Теплая ладонь осторожно касается затылка и приподнимает голову. Делаю первый глоток, за ним второй, третий… Эге, а у меня натуральный сушняк, словно после доброй пьянки. Вода в поильнике заканчивается слишком быстро.
— Еще! — прошу я. Голос немного окреп — звучит громче и отчетливей.
— Сейчас, милок! — покладисто отвечает женщина. Рядом, за пределами узкого сектора обзора, что-то звякает и возле моего лица снова появляется сосуд с драгоценной жидкостью.
— А вот теперь можно и утку! — выпив второй поильничек, говорю я. — И чего-нибудь пожрать!
— О, все-таки оклемался милок! — весело говорит женщина. — Сейчас спроворю, подожди минутку!
Ну, я могу и пять минут подождать. Лежу на чистом постельном белье, укрытый простыней, под головой мягкая подушка. Вот со зрением беда — фокусировка так и не наладилась. Ничего — дело наживное. Сейчас отолью, потом пожую, а там, глядишь, глаза в норму придут.

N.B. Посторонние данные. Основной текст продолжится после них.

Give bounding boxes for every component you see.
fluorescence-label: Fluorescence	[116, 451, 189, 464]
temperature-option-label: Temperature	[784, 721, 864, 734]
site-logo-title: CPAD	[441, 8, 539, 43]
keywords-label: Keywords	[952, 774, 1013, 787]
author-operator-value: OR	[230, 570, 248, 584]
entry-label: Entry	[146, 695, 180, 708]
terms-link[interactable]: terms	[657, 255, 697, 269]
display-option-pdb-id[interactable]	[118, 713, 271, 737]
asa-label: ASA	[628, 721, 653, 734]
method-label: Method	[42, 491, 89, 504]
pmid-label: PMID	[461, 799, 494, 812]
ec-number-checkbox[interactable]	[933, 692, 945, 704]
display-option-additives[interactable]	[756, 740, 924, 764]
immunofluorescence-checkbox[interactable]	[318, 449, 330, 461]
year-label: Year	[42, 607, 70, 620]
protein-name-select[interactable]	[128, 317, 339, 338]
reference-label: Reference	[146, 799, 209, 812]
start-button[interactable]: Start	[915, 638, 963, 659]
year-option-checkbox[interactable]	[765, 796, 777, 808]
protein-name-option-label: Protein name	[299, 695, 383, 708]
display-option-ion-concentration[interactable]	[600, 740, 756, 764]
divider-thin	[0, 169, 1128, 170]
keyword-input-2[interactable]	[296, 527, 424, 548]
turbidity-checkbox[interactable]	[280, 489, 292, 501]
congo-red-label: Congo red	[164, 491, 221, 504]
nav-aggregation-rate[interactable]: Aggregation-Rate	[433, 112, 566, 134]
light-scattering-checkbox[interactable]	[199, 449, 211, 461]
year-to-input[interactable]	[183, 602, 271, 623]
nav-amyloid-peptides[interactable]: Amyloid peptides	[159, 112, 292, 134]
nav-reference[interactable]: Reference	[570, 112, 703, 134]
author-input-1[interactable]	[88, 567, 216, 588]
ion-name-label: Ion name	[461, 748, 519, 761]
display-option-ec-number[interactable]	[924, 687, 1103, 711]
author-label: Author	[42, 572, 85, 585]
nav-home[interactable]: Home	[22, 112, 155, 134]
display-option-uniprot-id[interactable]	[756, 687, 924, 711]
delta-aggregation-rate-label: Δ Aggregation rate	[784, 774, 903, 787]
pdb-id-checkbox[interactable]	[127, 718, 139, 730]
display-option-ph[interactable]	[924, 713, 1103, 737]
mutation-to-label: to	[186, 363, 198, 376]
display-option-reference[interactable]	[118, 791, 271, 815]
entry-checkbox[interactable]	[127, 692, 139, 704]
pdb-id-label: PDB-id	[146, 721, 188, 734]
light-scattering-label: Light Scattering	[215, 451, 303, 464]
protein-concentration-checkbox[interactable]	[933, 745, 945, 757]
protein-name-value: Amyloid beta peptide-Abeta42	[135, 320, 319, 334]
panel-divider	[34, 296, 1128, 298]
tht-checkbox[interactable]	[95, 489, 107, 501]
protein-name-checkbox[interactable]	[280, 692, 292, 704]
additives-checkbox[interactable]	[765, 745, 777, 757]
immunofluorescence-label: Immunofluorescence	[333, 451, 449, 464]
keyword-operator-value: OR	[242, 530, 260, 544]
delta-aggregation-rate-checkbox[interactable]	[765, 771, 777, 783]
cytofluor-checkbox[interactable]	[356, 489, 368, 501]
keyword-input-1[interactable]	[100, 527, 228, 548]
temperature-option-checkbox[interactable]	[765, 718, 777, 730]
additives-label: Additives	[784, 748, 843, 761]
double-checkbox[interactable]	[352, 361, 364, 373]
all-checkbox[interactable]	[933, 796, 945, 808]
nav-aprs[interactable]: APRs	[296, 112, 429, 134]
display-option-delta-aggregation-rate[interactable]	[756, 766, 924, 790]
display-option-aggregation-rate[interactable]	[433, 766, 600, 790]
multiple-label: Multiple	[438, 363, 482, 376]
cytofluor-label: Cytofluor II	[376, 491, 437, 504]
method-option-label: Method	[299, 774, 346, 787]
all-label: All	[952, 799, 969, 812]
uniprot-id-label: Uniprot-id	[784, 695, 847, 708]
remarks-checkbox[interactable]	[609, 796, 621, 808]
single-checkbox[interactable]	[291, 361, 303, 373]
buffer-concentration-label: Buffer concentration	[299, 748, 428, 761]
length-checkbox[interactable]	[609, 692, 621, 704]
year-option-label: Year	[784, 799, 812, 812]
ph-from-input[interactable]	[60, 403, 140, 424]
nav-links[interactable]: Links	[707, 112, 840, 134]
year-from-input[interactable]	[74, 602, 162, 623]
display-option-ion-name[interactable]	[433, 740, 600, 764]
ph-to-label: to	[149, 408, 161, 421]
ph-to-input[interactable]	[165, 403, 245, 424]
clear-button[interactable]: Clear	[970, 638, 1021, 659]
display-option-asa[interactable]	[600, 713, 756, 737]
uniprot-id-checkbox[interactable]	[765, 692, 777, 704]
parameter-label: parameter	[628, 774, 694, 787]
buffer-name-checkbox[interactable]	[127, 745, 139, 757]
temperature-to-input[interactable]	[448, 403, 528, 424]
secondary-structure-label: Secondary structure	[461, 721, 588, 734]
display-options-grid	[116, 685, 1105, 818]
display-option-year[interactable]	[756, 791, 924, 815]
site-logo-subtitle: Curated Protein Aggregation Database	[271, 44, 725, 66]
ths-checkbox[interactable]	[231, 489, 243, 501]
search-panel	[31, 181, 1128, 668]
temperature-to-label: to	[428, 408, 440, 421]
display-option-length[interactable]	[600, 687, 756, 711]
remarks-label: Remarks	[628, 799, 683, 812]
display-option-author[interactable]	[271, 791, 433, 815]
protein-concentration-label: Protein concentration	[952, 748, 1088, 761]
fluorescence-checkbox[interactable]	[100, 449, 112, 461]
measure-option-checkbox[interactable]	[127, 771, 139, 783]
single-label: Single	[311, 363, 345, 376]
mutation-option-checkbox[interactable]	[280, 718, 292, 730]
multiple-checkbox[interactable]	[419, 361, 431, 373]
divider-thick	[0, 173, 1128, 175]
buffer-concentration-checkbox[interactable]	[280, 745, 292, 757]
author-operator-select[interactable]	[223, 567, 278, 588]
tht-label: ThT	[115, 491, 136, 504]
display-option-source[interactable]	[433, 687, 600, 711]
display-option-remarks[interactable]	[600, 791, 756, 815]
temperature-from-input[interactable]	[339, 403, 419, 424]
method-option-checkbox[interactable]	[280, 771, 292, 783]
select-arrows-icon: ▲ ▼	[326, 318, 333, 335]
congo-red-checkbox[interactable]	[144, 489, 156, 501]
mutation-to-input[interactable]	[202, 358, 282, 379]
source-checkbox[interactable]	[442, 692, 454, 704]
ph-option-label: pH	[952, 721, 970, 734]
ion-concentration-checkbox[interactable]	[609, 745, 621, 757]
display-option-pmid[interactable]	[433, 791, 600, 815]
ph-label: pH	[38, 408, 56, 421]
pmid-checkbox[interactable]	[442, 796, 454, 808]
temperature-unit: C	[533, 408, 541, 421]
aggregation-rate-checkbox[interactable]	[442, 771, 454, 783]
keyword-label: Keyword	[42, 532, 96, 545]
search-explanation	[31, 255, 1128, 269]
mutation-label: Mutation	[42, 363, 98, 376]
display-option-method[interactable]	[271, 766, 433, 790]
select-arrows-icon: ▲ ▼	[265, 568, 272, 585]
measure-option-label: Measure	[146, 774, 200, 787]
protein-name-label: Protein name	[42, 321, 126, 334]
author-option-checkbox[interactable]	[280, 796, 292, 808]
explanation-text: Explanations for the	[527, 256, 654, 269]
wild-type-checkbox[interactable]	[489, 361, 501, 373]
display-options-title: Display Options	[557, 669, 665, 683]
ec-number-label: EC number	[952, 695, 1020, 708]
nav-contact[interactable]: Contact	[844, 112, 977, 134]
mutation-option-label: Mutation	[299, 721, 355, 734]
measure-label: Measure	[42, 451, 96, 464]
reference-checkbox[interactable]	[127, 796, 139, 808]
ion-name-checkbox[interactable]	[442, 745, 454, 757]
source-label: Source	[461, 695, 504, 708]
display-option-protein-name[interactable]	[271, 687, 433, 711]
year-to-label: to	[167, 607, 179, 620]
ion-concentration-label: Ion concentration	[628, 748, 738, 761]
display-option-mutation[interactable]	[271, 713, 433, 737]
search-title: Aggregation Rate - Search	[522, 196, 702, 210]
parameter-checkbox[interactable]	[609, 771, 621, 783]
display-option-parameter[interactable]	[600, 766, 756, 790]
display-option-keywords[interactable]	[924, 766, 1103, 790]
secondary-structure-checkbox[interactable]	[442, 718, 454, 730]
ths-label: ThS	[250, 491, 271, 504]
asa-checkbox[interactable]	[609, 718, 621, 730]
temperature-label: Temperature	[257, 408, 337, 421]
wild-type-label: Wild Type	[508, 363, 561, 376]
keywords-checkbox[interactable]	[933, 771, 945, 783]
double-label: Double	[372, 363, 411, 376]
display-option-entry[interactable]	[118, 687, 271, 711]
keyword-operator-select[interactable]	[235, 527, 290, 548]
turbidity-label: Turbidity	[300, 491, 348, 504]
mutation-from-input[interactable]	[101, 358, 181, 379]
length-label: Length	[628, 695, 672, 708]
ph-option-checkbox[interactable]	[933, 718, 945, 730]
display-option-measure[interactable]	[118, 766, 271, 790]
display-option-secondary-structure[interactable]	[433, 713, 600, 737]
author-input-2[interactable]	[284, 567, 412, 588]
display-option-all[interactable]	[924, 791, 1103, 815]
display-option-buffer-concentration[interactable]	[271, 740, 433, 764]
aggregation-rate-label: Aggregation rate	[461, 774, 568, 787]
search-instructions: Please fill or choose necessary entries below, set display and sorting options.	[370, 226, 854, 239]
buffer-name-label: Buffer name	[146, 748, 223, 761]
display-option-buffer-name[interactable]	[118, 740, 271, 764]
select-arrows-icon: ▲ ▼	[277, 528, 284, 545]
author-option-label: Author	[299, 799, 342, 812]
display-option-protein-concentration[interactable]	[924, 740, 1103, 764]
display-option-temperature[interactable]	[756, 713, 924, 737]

А кстати, что я здесь делаю? Здесь — скорее всего в больничке. Что со мной? И… кто я? Женщина назвала меня «милок». Это вообще ни о чем не говорит — общеупотребительное у пожилых женщин обращение, лишенное всякой сексуальной окраски. Но все же хоть какая-то инфа — я, по крайней мере, мужчина. А зовут меня… Как меня зовут? Хм… не помню. Херово, товарищ Глейман! Оп-па! Вспомнил! Глейман меня зовут! Странная фамилия… Я, случайно, не еврей? Глянуть бы под простыню — на предмет изучения целостности «достоинства». Вот только руки не шевелятся. А ноги? Пробуем… Нет, и ноги тоже — не двигаются. Здорово меня приложило! Так, так… погоди-ка… а почему у меня ничего не болит? Бляха-муха, я что — парализован? Вот жена обрадуется… Стоп! У меня есть жена? Из закоулков отшибленной памяти приходит «файл» — жена была, но вся вышла. Ты, милок, лет пять как в разводе. Старшие дети живут со мной — сын на пятом курсе, дочка школу в этом году закончит. А младшая, Светочка, с мамой осталась. Вижу ее только по выходным. Нет! Младшенькую зовут Иришка, а Светочка это… девчушка с перебитыми ногами, которая ждет меня на заброшенном хуторе!